One Saturday morning, I was on my way from Exeter (I’d been there for work) to spend some quality time with the red cliffs just along the coast at Dawlish. When the train went past the Warren, I took this atmospheric photo through the train window. Dawlish Warren is really important for its coastal geomorphology, by the way, so it has a good Earth science interest in its own right.
Looks idyllic, doesn't it? It’s what the photo doesn’t show
that comes to mind when I look at it. Out of the window on the other
side of the carriage, the sky was black. Not just grey, but
black-with-menaces. The sort of black that a daytime sky has no
business being.
As we rounded the curve toward the small town and seafront
station of Dawlish,* the heavens opened. As those of us who were
getting off the train there did just that, and those who weren’t getting off
looked smug, we were lashed by horizontal rain, salt spray and rather stiff
winds. The passengers who had a particular destination in Dawlish
made a run for it, but I just took shelter in the station, wondering whether my
trip was in vain.
Luckily, the storm was fairly short-lived and although I did
watch several more squalls going past out to sea during the morning, I did get
my quality time with the cliffs (Permian sandstone; desert dunes and
flash-flooded wadis full of rocky debris, seeing as you ask). I took far too
many photos of the cliffs and of the rip-rap - blocks of stone used for coastal
defence - as I walked back along to the Warren and to the station there.

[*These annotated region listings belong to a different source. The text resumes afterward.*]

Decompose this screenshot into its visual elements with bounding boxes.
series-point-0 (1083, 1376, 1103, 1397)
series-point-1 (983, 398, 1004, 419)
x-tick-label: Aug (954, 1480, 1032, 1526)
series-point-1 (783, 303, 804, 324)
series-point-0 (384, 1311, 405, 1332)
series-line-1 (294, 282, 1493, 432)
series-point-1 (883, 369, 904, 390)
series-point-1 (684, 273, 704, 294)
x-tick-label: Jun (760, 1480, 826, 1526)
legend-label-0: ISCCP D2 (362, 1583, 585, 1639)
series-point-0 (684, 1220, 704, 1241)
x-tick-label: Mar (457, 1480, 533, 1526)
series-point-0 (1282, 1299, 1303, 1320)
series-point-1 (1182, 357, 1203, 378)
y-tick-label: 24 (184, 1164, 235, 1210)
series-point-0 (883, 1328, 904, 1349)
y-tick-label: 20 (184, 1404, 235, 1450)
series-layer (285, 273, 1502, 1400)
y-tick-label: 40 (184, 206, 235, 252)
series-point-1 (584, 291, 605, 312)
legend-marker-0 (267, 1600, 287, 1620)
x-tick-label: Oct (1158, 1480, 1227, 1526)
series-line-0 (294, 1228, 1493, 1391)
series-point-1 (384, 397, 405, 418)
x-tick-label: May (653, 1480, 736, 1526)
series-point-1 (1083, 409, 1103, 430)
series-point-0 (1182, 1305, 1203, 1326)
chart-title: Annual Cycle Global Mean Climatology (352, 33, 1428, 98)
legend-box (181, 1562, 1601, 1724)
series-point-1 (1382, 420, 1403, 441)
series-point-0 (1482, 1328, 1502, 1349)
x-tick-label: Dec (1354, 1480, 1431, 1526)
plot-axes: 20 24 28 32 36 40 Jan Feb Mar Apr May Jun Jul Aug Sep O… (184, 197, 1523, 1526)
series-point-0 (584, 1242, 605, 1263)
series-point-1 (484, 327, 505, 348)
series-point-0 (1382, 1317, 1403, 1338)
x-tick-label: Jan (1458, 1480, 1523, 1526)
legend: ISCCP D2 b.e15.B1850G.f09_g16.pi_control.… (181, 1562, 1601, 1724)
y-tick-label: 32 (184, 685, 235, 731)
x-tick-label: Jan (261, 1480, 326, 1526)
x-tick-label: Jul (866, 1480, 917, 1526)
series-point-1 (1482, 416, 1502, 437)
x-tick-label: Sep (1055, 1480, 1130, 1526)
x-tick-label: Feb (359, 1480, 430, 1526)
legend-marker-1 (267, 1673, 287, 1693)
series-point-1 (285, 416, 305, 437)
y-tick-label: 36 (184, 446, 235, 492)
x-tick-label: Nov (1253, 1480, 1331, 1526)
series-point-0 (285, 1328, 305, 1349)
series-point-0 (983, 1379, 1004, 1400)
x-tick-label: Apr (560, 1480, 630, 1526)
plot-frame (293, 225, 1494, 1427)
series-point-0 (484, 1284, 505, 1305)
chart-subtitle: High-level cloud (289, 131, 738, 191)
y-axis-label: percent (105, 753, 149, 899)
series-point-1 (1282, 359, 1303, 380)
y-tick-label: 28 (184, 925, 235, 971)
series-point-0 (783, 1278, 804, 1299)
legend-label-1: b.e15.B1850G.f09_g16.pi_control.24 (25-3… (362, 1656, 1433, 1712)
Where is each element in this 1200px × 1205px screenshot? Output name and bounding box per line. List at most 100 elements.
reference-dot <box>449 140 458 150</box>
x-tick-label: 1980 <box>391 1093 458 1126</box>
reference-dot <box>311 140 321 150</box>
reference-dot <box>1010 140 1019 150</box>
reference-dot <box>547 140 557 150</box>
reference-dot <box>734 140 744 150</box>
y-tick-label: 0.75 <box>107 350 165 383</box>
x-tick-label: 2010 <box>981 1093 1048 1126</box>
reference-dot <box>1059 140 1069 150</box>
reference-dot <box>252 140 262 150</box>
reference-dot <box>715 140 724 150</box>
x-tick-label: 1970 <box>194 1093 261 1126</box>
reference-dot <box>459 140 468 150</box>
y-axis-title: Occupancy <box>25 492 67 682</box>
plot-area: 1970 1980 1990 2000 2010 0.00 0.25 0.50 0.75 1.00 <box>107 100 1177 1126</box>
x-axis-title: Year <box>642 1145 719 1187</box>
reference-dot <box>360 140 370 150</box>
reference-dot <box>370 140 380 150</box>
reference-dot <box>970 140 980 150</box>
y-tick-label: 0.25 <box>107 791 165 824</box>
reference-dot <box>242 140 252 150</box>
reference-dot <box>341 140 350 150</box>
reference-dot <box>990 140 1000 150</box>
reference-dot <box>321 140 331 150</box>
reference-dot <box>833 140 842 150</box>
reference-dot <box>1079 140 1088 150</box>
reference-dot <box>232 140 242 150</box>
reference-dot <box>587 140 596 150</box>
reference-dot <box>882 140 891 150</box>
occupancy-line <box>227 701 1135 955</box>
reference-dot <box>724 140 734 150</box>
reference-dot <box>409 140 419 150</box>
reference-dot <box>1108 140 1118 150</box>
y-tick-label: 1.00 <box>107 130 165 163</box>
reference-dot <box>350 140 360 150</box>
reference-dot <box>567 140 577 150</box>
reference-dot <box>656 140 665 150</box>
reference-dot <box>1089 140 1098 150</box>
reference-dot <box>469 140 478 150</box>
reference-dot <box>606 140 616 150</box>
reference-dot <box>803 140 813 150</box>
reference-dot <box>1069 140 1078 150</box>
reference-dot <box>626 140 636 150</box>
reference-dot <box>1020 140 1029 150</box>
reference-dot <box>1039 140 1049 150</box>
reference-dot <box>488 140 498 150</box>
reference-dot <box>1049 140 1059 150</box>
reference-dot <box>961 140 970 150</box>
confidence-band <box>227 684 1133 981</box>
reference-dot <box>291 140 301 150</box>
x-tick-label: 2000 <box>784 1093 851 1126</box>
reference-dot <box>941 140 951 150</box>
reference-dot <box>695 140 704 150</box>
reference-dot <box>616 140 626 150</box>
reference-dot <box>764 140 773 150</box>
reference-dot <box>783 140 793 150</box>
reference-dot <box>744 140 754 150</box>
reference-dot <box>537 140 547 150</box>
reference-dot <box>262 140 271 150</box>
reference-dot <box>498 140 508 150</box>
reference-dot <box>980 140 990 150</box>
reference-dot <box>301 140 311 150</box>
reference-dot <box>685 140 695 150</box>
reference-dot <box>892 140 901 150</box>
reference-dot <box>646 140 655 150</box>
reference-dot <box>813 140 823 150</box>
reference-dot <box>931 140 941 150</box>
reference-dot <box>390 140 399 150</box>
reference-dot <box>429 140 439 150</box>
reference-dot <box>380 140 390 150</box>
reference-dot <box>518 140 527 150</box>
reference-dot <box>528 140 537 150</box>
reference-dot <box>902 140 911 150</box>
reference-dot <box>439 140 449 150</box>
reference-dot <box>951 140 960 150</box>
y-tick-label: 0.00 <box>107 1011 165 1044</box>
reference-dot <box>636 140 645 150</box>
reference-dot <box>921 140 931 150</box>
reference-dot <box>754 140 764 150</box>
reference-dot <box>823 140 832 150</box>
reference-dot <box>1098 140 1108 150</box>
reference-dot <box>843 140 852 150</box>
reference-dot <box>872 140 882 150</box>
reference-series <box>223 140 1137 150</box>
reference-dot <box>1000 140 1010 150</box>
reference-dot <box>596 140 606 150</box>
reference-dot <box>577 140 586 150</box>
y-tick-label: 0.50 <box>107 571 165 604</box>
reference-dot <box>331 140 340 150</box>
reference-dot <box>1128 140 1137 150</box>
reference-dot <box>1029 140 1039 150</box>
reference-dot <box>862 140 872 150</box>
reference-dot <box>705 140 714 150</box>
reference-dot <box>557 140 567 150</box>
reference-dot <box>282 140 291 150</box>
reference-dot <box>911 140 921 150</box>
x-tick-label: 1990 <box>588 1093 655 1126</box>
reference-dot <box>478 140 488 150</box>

If they will use interesting rock for defences, what do they expect? They
will get geologists poring over them making cooing noises and exclaiming
delightedly!
All this was followed by a long but comfy journey back to
the Flatlands, tired but happy. That said, it will be a long time before
I forget that storm! It will be an equally long time before I stop smilng wryly when I look ath this photo.
------------------------------------------------
*Dawlish is famous nowadays for the railway line being
washed away there in a later, rather more massive storm, and equally famous for
the Herculean work of the 'Orange Army' who repaired it.